* Polish central bank head warns of banking union disadvantages
* Possibility exists of deflation taking hold in Poland
* Joining the euro remains unlikely any time soon (Adds quotes, detail, background)
By Marc Jones and Carolyn Cohn
LONDON, May 21 (Reuters) - Poland’s central bank governor Marek Belka criticized Europe’s plans for a banking union on Wednesday, saying non-euro zone countries that joined it would be at a disadvantage and have little influence over key decisions.
He also said he could not rule out the possibility of deflation taking hold in Poland, while his country joining the euro was not likely to happen any time soon.
Final preparations are under way for the European Central Bank to take control of banking supervision in the euro zone, which has left the door open for other European countries to join if they wish.
Belka said there were parts of the plans, however, that his country and countries like Sweden, also outside the euro zone, did not like.
“There is the argument that the non-euro countries will not be treated the same,” Belka said at a Polish-British forum.
“Non-euro zone countries will not have access to the liquidity of the European Central Bank... this is a fundamental problem.”
“The final decisions will by taken by the EU, by the ECB basically,” he added.
Banking union and the clean-up of banks’ books that will accompany it are intended to restore confidence in the financial sector battered by the euro crisis, helping foster growth in the 18 economies that use the euro.
It is also supposed to break the vicious circle linking indebted states to the banks that buy their debt, which is treated in law as ‘risk-free’ despite Greece, for example, defaulting just two years ago.
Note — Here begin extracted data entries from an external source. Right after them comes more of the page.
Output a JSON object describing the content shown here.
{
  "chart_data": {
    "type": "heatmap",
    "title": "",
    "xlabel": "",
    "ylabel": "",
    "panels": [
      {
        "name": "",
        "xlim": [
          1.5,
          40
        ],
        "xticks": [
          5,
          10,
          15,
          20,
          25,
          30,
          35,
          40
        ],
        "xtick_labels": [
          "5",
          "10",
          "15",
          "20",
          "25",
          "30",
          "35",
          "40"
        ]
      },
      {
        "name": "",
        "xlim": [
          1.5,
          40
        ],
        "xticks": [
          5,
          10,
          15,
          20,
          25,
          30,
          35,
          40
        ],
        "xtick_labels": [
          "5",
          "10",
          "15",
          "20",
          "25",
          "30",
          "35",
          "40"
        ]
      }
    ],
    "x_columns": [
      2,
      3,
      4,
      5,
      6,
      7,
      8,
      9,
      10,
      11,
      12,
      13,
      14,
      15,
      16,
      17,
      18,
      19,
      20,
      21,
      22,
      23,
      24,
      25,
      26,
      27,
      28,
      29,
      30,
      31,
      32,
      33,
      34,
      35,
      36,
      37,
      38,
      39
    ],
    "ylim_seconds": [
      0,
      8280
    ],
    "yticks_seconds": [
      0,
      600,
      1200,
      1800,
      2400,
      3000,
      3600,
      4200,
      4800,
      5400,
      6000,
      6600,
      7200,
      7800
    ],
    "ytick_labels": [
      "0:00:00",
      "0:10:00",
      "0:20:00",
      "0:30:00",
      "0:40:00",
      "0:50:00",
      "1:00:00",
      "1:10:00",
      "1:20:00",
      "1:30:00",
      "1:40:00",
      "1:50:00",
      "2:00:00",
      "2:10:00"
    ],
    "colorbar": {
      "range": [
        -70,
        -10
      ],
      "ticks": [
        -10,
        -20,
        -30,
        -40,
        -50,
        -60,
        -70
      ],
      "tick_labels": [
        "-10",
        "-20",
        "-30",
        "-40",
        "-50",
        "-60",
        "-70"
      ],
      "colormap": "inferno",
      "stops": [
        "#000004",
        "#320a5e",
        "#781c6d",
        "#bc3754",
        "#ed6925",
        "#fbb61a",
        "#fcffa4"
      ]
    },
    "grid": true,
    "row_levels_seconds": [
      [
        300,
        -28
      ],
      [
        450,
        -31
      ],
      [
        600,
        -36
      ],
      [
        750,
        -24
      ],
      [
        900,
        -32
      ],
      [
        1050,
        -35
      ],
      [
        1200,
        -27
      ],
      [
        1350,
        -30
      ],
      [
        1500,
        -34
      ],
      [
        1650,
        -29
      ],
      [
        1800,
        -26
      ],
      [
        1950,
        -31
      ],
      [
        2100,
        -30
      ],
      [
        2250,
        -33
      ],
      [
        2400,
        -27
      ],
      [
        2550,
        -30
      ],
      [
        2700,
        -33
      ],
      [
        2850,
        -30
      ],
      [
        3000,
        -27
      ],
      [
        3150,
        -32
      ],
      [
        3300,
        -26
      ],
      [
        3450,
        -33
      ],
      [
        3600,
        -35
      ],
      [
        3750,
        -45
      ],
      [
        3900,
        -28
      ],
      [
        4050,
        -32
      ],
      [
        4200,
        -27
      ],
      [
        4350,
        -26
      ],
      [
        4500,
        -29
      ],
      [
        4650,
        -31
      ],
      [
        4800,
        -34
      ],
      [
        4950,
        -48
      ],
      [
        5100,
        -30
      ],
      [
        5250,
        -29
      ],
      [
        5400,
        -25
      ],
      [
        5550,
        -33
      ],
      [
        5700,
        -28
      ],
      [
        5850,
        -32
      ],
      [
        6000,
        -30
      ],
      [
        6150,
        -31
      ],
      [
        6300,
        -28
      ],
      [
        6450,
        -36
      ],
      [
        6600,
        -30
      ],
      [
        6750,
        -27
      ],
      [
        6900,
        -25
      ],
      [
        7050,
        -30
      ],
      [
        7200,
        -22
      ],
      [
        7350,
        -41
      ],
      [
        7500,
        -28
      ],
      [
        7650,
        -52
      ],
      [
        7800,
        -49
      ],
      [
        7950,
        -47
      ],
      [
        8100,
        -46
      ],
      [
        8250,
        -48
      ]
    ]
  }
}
“I think it is a problematic solution of the banking union that they want to make macro prudential policy common, or very much coordinated, for the euro zone countries with others,” said Belka.
“If you don’t have recourse to your own exchange rate policy, to your own interest rate policy, you have to have some other instruments in the war chest.”
“If something happens locally - and all things happen locally - then you have to have an instrument to react (with) that is country-specific.”
Poland’s economic growth is accelerating more than that of big neighbours like Germany and the Czech Republic, but like many it is experiencing a slump in inflation.
Last month inflation slowed more than expected to just 0.3 percent year-on-year, well below the 2.5 percent level that the central bank sees as optimal for the economy.
“I cannot dismiss the possibility (of deflation),” he told reporters on the sidelines of the conference, declining to give a time frame for any possible swing into deflation.
“As long as the economy is in good and improving shape, this does not cause us much of a headache.”
Belka said there was some appeal in the idea of Poland joining the euro zone, but “the balance of risks from euro adoption remains unchanged - it is probably negative”.
Political opposition to the idea also meant the constitutional change required to adopt the euro was unlikely to be approved.
Belka said last week that scrapping ERM2 exchange rate mechanism prior to euro zone entry would make euro adoption easier for Poland. Under ERM2 a country seeking to join the euro must peg its currency to the euro for at least two years and keep it in a narrow range.
“I am raising this issue of ERM2,” he said on Wednesday.